Concerning the claims about the denigration of women and human oppression, let me address them in light of the forthcoming feast of the Entrance of the Most-Holy Theotokos to the Temple. Have you heard about it?

“Yes, I read something in a book. At three years of age, Mary’s parents brought her to a temple where she would grow up. She ran up a steep ladder where the great priest welcomed her.”

“You are right.” The feast has a profound meaning. It is about human freedom and the wonderful workings of His laws. The First Priest leads a three-year-old girl into the Great Temple of Jerusalem. The women who came to the temple stayed in a designated area and were subject to strict rules and rigid procedures. But the first priest led the girl beyond that area to the temple’s Holy of Holies, where even priests could enter a few times in a year.

To the High Priest, and likewise, to Mary’s parents, the break with the established order was obvious; but at the same time, they knew it was the right thing. The great mystery of God was unravelling before their eyes. More generally, Christianity itself is grounded in the mystery of love and freedom. At the centre of this mystery is the Virgin Mary, a woman.

Paradoxically, the Lord acts to overturn the laws of the past that seemed immutable; He makes a little known woman, endowed with few rights in the New Testament world, the mother of the Son of God our Saviour. She makes real the incarnation of the Lord in flesh and blood, Who will die on the Cross like a common slave and criminal. Women are also the first to reveal to the world the news of His resurrection.

By the standards of the secular world, all of this might seem like chaos and subversion; yet from a divine perspective, these changes do not subvert the laws, but reveal their genuine meaning and brings freedom from corruption, sin and death.

The church that venerates the Holy Virgin Mary cannot denigrate the woman. At a church service on the feast day, women will likely form the majority of the worshippers. They do not come to church because of the pressure from conservative-minded priests. They follow the calling of their faith, their love of Christ and His Most-Pure Mother. The role of women in Orthodox church life is not limited to prayer and housekeeping. They teach children at Sunday schools, write religious books, assist the priests and perform multiple other essential tasks.

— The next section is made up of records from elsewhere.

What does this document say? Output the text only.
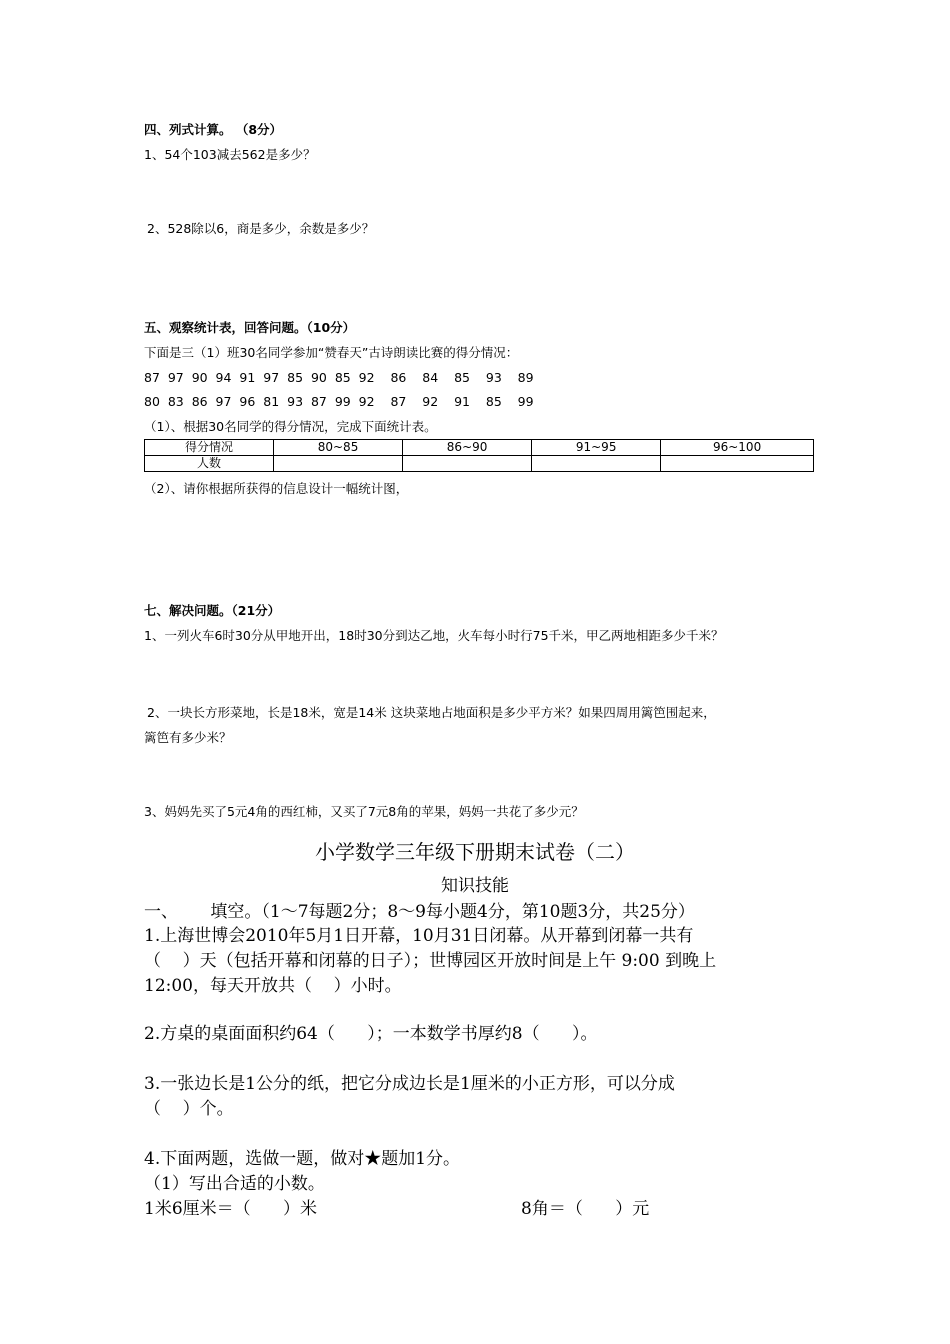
四、列式计算。 （8分）
1、54个103减去562是多少？
2、528除以6，商是多少，余数是多少？
五、观察统计表，回答问题。（10分）
下面是三（1）班30名同学参加“赞春天”古诗朗读比赛的得分情况：
87  97  90  94  91  97  85  90  85  92    86    84    85    93    89
80  83  86  97  96  81  93  87  99  92    87    92    91    85    99
（1）、根据30名同学的得分情况，完成下面统计表。
得分情况	80~85	86~90	91~95	96~100
人数				
（2）、请你根据所获得的信息设计一幅统计图，
七、解决问题。（21分）
1、一列火车6时30分从甲地开出，18时30分到达乙地，火车每小时行75千米，甲乙两地相距多少千米？
2、一块长方形菜地，长是18米，宽是14米 这块菜地占地面积是多少平方米？如果四周用篱笆围起来，
篱笆有多少米？
3、妈妈先买了5元4角的西红柿，又买了7元8角的苹果，妈妈一共花了多少元？
小学数学三年级下册期末试卷（二）
知识技能
一、      填空。（1～7每题2分；8～9每小题4分，第10题3分，共25分）
1.上海世博会2010年5月1日开幕，10月31日闭幕。从开幕到闭幕一共有
（    ）天（包括开幕和闭幕的日子）；世博园区开放时间是上午 9:00 到晚上
12:00，每天开放共（    ）小时。
2.方桌的桌面面积约64（      ）；一本数学书厚约8（      ）。
3.一张边长是1公分的纸，把它分成边长是1厘米的小正方形，可以分成
（    ）个。
4.下面两题，选做一题，做对★题加1分。
（1）写出合适的小数。
1米6厘米＝（      ）米	8角＝（      ）元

More generally, there are far more women than men at churches, and the lower life expectancy of men (who are more likely to die at a younger age or engage in heavy drinking) is not the only reason. At all times in Christian History, women have been more receptive to the idea of God and his presence. They accepted it in their minds and hearts, by their very nature.

Intuitively, they know the burdens of raising children and protecting them from the evil of this world. They relate like nobody else to the pains of the Mother of God who brought into the world and raised her beloved son and saw him die on the cross for us. Women are in the best position to understand God, Whom we view as the Father of His disobedient, tormented and beloved children.

I do not know if my conversation partner would come to church any time soon. That was not my aim. She may come if she wants to, if not, she has free will. But those who will turn up will venerate the Mother of God, proclaiming with the rest of our brothers and sisters, Today is the preview of the good will of God, of the preaching of the salvation of mankind. The Virgin appears in the temple of God, in anticipation proclaiming Christ to all. Let us rejoice and sing to her: Rejoice, O Divine Fulfilment of the Creator’s dispensation.”